On the domestic front, Trump is expected to issue a final flurry of presidential pardons.
These anticipated pardons are “likely to benefit people close to the president who are already on his radar because he claims they were unfairly targeted for prosecution”, such as his former national security advisor Michael Flynn, ex-campaigner adviser George Papadopoulos and former campaigner manager Paul Manafort, says CNN.
But “perhaps the biggest looming” question in the US is whether Trump will pardon himself amid state investigations into his business and finances, with further scrutiny by federal investigators expected after he leaves office, the broadcaster adds.
While the president has openly discussed the idea of granting himself immunity, however, “it’s legally unlikely that would be possible - and it would not protect him from state and local investigations taking place in New York”, according to Forbes.
And most international commentators are more concerned about the potential damage that could be wrought by Trump on the global stage.
His shock decision to fire Defence Secretary Mark Esper shortly after the election “removed one of the final barriers between the president and his ability to launch the US arsenal of nuclear missiles on his own authority without consultation and perhaps even without warning”, says The Independent.
“The only other person who could prevent the president from ordering a nuclear attack would be Vice President Mike Pence, through the indirect means of declaring Trump to be insane and removing him from office,” the paper continues.

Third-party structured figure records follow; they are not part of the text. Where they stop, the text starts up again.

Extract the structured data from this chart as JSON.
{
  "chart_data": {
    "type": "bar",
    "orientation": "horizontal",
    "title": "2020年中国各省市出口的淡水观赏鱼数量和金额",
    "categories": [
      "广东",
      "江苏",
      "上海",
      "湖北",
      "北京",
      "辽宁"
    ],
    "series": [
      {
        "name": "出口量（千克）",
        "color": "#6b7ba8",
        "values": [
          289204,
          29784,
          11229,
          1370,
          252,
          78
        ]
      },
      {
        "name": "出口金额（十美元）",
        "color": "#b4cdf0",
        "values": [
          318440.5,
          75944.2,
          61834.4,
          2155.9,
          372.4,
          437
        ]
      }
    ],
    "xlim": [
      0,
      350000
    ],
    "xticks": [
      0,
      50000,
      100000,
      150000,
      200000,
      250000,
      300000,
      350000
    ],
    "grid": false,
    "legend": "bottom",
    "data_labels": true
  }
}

But “nobody thinks that Pence would defy Trump in this way”.
Will he concede the election?
Trump is due to hand over power to president-elect Joe Biden on 20 January, but has yet to concede or fully acknowledge that he has lost the election.
This refusal to accept defeat “was inevitable given the campaign he ran”, says The Guardian, which notes that “while there is little he can practically do to remain in power, there is a political impact of a sitting president refusing to follow the norms of peaceful transition”.
Biden has called Trump’s refusal to concede an “embarrassment” that “will not help the president’s legacy”. The victorious Democrat’s campaign team has also issued a punchy statement warning that “the United States government is perfectly capable of escorting trespassers out of the White House”.
The nearest that Trump has come to acknowledging Biden as his successor was at a White House press conference on Saturday, when he told reporters that “time will tell” whose administration will remain victorious in January, The Telegraph reports.
Rumours are also circling that Trump intends to “announce his plans to run for president in the 2024 election once president-elect Biden is the certified winner of this race”, the paper says.
But given that US presidents are permitted to serve only two terms, he could not run again if he had not lost power this time round - which suggests that Trump is edging closer to accepting the election result.